Le temps des techniciens

Jadis souffle des dieux, la musique n'est plus qu'un art des hommes qu'Aristoxène, élève d'Aristote, va analyser dans son traité des "Éléments harmoniques". C'est un technicien de la musique et non un philosophe. "Les harmoniciens, mesureurs d'intervalles, ne sont que des sophistes. La musique est l'art de l'ouïe. C'est l'ouïe seule qui doit juger".

             Aristoxène cherche à définir la place du second degré descendant dans un tétracorde et à trouver la distance exacte des tons entre eux. Les anciennes harmonies disparaissent. Il ne subsistera plus qu'un seul et uniforme système.

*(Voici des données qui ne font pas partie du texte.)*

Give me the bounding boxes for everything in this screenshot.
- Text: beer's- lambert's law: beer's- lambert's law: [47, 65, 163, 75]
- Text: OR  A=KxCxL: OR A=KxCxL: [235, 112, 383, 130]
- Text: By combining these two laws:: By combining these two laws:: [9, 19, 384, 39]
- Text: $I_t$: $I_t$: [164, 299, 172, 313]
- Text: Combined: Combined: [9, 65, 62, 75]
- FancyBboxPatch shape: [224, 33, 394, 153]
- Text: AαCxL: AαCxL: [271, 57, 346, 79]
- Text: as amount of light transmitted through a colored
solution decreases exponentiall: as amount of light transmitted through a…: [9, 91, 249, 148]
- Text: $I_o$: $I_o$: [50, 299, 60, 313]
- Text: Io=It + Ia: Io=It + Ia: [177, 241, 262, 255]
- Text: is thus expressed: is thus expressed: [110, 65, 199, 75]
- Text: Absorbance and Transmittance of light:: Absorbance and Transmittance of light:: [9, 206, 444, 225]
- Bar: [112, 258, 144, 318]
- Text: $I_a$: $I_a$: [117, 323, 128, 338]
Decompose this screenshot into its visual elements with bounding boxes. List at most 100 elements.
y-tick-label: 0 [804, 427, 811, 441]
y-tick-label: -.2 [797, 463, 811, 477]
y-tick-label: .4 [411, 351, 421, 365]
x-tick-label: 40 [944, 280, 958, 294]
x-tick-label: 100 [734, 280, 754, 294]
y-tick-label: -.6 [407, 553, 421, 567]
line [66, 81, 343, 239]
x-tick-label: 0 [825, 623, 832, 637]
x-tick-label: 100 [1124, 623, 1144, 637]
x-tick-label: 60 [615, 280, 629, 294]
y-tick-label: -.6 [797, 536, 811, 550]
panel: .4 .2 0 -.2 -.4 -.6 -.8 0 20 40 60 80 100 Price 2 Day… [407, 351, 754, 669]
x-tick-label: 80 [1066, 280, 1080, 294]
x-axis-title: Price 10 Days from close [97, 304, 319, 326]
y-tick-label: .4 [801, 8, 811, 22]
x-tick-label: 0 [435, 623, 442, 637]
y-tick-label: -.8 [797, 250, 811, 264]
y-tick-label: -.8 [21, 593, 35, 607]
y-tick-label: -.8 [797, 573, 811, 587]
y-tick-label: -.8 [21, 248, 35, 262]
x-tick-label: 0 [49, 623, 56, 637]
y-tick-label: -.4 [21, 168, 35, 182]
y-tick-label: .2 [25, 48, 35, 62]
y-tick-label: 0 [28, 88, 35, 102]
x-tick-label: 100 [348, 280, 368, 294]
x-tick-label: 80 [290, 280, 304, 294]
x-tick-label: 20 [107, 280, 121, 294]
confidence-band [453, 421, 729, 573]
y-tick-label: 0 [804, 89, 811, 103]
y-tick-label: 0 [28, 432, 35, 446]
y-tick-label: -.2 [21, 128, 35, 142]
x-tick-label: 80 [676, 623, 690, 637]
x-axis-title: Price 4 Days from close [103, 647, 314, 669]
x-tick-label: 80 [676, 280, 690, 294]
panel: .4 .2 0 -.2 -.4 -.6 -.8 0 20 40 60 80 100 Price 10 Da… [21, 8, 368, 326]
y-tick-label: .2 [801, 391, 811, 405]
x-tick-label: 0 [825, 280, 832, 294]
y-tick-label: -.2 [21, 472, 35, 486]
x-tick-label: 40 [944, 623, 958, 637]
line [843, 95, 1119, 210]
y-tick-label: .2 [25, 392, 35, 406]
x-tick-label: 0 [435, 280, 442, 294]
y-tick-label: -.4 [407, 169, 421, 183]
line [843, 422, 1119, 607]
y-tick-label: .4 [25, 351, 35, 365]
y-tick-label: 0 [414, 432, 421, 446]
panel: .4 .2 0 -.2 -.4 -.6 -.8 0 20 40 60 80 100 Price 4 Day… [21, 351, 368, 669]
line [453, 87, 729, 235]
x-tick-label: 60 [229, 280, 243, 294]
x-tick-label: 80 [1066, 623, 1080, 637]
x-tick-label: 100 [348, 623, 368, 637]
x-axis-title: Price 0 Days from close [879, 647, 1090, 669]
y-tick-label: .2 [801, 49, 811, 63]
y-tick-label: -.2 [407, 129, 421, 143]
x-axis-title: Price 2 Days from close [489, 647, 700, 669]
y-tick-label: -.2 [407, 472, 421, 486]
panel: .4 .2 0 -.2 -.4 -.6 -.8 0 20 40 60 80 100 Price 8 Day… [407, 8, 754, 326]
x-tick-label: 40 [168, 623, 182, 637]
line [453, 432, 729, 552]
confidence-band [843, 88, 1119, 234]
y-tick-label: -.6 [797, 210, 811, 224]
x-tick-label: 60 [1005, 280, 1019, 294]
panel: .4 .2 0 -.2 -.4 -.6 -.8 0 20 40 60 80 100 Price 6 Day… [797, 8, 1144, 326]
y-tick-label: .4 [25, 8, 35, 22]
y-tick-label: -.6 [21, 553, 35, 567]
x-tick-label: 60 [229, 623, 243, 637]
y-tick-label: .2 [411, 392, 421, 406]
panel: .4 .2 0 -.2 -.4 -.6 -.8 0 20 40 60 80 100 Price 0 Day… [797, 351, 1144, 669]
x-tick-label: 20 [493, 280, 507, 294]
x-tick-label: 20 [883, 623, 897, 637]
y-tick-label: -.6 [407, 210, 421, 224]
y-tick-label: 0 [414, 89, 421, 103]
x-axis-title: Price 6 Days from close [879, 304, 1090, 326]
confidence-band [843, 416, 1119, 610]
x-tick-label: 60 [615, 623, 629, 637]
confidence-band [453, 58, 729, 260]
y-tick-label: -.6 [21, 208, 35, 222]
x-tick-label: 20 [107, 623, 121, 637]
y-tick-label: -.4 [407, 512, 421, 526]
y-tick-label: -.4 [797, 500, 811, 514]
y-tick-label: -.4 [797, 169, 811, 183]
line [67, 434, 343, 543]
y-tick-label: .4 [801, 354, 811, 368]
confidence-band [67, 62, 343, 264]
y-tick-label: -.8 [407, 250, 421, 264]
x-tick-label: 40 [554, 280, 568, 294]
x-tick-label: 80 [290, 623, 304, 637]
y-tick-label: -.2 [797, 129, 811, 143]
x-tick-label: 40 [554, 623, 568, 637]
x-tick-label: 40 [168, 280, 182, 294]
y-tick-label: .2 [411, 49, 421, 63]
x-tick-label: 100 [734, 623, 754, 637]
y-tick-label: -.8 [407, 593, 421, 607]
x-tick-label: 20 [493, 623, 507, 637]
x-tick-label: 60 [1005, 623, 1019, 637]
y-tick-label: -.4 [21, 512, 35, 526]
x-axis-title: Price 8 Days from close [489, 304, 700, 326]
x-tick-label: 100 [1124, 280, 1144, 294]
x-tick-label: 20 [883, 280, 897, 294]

             Approfondissant la notion de "mélos", il distingue une mélodie du verbe différente de la mélodie musicale. A sa suite, introduit une sorte de style récitatif, le "parakatalogé", dans l'accompagnement musical. C'est un retour au chant, considéré comme base de la musique, supérieur à la musique instrumentale et savante.

 

[1] D’après Jacques Chailley, Grèce antique, musique, Encyclopaedia Universalis, V10.